Define an array of different maximum depths

In [18]:
from sklearn import tree

max_depths = [2, 5, 7, 10, 15, 20] # FILL THIS LIST WITH DESIRED VALUES
accuracy_scores = []

for max_depth in max_depths:
    dt = DecisionTree(criterion='gini',max_depth=max_depth) # Feel free to change the "entropy" to the "gini"
    # dt = tree.DecisionTreeClassifier(criterion='gini', max_depth=max_depth)
    dt.fit(X_train, y_train)
    test_preds = dt.predict(X_test)
    train_preds = dt.predict(X_train)
    test_report = report_classification(y_test, test_preds)
    train_report = report_classification(y_train, train_preds)
    
    # FIT declared tree to the train set and predict values on the test set. then calcualte accuracy score on the test set
    # Feel free to use the sklearn moudle for calcualting accuracy score.
    accuracy_score = test_report[0]
    accuracy_scores.append(accuracy_score)


In [19]:
for depth, score in zip(max_depths, accuracy_scores):
    print(f"Depth : {depth}, Accuracy : {score}")

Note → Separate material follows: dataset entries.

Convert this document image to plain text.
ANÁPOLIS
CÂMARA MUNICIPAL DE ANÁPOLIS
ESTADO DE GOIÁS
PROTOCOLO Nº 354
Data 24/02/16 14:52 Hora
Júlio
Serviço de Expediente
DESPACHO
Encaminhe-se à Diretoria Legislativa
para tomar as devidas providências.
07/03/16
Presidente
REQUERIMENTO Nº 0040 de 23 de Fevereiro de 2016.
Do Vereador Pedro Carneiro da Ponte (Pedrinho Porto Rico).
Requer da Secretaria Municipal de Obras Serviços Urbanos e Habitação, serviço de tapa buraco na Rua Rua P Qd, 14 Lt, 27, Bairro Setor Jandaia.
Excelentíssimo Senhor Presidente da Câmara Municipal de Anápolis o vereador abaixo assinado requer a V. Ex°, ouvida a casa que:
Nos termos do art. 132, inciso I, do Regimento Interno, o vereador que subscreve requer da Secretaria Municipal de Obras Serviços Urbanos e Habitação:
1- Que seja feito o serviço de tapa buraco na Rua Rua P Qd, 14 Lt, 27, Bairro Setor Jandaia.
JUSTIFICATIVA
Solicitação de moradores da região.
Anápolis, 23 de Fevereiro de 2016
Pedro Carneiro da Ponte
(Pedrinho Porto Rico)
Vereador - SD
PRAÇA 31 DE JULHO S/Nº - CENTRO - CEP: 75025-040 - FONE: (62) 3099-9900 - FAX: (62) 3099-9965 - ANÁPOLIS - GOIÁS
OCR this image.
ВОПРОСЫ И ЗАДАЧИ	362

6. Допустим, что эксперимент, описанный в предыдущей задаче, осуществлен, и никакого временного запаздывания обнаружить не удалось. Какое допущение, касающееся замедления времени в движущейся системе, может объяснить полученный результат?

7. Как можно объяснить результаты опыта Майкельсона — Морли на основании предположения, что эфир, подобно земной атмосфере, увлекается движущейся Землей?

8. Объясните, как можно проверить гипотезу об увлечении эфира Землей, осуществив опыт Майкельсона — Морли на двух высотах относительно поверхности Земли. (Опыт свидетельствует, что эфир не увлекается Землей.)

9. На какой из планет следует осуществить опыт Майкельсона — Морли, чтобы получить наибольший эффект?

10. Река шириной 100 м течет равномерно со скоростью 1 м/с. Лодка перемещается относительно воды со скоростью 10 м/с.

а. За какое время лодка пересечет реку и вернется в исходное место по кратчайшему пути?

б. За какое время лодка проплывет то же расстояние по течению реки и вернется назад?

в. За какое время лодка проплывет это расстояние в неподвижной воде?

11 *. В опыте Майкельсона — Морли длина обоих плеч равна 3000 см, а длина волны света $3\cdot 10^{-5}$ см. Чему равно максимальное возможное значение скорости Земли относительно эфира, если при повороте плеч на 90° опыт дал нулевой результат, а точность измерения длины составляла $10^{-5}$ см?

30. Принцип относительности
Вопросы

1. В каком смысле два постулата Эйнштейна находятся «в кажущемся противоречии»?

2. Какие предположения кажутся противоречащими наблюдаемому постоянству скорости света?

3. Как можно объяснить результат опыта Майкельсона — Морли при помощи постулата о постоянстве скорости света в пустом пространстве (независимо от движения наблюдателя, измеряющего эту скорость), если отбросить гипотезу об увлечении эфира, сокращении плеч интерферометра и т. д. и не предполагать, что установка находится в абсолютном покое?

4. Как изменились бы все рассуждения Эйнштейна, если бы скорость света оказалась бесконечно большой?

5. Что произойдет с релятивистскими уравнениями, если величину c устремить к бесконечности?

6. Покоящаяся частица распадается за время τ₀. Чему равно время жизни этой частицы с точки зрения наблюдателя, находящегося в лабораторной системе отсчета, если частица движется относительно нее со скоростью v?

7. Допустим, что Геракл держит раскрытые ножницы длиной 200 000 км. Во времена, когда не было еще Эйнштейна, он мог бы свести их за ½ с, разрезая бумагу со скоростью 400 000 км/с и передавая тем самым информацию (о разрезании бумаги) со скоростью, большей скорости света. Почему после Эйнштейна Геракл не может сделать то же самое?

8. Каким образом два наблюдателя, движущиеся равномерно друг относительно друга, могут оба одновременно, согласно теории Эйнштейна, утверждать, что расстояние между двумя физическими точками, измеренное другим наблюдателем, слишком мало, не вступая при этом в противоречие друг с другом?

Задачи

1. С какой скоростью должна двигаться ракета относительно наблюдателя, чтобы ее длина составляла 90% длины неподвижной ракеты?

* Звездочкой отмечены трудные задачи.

Depth : 2, Accuracy : 0.7540983606557377
Depth : 5, Accuracy : 0.8032786885245902
Depth : 7, Accuracy : 0.7704918032786885
Depth : 10, Accuracy : 0.7704918032786885
Depth : 15, Accuracy : 0.7704918032786885
Depth : 20, Accuracy : 0.7704918032786885


Now compare the accuracy score of decision trees with and without using the "max_depth" parameter and discuss the effects of limiting the maximum depth of decision trees.

Answer: When using "max_depth" the accuracy on train data will decrease but this allows more generalization and prevents overfitting. But when we allow infinite depth, although our training accuracy reaches 100% but test accuracy will drop because of overfitting. So it's better to look at validation data and choose the maximum depth where validation accuracy is still increasing.